Area Marina Protetta del Plemmirio
(Siracusa)
  

   

Siracusa è città di antiche tradizioni marinare, polo culturale mediterraneo e terra dominata da storia e natura. Plemmirio, cantato da Virgilio, è il promontorio sulla costa siracusana che ha dato il nome all’Area Marina Protetta presso i luoghi di penisola Maddalena – Capo Murro di Porco .

Siracusa e il Plemmirio, oltre a quello naturalistico, custodiscono un altro impareggiabile tesoro non meno prezioso rappresentato dagli elementi testimoniali – materiali e immateriali – della storia dell’uomo di questo territorio: tradizioni, mosaici, ceramiche, chiese rupestri, masserie, torri, palmenti mulini, per non parlare dell’immenso patrimonio sommerso custodito nelle silenziose profondità del mare.

Vero e proprio crocevia del Mediterraneo, fin dalla preistoria, Siracusa è stata lo scenario che ha visto succedersi e fondersi popoli di civiltà diverse che hanno lasciato la loro indelebile impronta in tanti settori dell’attività umana.

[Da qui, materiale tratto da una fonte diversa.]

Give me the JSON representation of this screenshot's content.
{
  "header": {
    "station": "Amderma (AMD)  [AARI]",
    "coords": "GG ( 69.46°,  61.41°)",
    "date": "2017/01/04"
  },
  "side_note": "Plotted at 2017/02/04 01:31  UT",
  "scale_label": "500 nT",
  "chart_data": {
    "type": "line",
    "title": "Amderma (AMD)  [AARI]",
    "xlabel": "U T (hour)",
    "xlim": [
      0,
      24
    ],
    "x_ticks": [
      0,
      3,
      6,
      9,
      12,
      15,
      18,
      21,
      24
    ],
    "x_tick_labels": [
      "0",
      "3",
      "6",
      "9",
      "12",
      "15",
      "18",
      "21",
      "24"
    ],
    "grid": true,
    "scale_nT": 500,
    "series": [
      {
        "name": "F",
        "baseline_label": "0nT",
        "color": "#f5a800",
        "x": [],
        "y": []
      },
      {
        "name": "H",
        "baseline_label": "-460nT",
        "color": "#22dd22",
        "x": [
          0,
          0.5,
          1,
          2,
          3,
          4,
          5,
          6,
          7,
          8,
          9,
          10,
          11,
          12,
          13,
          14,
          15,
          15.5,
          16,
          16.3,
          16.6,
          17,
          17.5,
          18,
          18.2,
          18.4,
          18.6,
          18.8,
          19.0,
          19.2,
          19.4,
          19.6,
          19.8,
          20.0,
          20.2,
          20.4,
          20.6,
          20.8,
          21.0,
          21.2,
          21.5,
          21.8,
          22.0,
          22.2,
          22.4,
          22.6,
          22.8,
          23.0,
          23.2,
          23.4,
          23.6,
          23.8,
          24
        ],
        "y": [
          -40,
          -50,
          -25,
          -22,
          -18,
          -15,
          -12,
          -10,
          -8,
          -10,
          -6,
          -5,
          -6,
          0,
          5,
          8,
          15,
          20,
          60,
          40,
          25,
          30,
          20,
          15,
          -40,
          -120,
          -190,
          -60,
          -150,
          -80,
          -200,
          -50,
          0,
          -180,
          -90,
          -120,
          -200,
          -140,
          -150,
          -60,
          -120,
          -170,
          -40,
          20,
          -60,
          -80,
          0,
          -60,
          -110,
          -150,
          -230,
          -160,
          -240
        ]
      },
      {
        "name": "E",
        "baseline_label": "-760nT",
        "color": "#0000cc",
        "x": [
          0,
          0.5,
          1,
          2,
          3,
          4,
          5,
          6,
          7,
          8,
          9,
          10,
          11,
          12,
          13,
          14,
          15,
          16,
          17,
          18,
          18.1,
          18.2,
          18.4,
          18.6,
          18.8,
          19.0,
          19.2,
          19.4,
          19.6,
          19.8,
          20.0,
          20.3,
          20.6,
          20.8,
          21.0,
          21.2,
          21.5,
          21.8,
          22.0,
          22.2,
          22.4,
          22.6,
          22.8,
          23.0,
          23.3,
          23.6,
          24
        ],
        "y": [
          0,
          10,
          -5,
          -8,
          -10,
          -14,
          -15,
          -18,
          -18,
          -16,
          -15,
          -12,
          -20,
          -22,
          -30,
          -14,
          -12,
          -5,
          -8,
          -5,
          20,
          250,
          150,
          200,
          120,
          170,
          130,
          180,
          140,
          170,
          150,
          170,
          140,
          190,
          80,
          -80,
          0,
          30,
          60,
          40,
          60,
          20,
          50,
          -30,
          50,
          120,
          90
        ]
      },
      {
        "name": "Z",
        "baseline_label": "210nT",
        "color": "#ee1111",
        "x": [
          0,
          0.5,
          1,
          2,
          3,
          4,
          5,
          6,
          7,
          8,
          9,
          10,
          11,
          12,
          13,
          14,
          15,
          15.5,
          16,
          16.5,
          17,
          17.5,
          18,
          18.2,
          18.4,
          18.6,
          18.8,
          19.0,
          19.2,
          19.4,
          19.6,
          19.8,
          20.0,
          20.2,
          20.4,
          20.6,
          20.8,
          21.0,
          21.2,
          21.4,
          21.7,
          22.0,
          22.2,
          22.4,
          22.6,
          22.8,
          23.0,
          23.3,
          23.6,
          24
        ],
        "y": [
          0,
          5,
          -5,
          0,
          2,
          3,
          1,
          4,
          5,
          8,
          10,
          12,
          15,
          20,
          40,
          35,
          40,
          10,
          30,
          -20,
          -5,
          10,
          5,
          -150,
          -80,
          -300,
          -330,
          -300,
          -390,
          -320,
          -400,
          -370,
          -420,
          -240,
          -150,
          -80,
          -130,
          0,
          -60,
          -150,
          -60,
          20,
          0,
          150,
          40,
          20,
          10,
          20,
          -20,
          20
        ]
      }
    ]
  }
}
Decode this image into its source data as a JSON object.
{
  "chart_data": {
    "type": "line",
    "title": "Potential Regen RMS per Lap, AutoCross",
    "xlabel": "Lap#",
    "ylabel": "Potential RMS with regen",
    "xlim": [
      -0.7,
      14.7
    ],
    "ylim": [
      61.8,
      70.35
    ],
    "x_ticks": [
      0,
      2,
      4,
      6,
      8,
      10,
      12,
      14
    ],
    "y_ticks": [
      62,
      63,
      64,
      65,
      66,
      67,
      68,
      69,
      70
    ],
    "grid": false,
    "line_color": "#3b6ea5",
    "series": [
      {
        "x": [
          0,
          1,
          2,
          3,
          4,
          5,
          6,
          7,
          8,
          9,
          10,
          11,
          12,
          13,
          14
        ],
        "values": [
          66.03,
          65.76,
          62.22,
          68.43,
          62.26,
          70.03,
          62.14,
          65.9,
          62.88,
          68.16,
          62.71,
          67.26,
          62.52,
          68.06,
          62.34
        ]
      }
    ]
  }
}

Questo tratto di costa ha rappresentato il crocevia di storie e culture millenarie come è testimoniato dalla concentrazione, in solo sei chilometri di costa, di testimonianze umane dalla preistoria fino ai giorni nostri. 

- La “Grotta Pellegrina” e stata sede di lunghi studi che hanno permesso di identificare la stessa come luogo di rifugio dell’uomo preistorico.

- A punta della Mola è osservabile una necropoli dell’età del bronzo con tracce del villaggio annesso.

- Lungo la costa esistono ben sei latomie (cave estrattive di età greca) a testimonianza ulteriore che in quest’area sorgeva l’antico quartiere sub-urbano del Plemmyrion oggi scomparso.

- A Punta della Mola e Capo Murro di Porco si snodano anche estesi complessi di tunnel sotterranei usati come contraerea nella seconda guerra mondiale.

- Nella zona della Grotta Pellegrina si trovano due interessanti cisterne per l’acqua piovana probabilmente risalenti al secolo XIX, testimonianza di antiche colture.  

Lo stretto legame tra risorse naturalistiche e risorse culturali si traduce in una formidabile offerta turistica molto diversificata con conseguenti nuove e importanti opportunità per lo sviluppo sostenibile del sistema economico siracusano.

Nella storia questo territorio ha da sempre avuto una destinazione agricola, la città non si è mai estesa nel tempo in questa direzione poiché si doveva attraversare la zona detta dei Pantanelli, malsana e paludosa, per cui la Maddalena è stata utilizzata come zona da raggiungere via mare.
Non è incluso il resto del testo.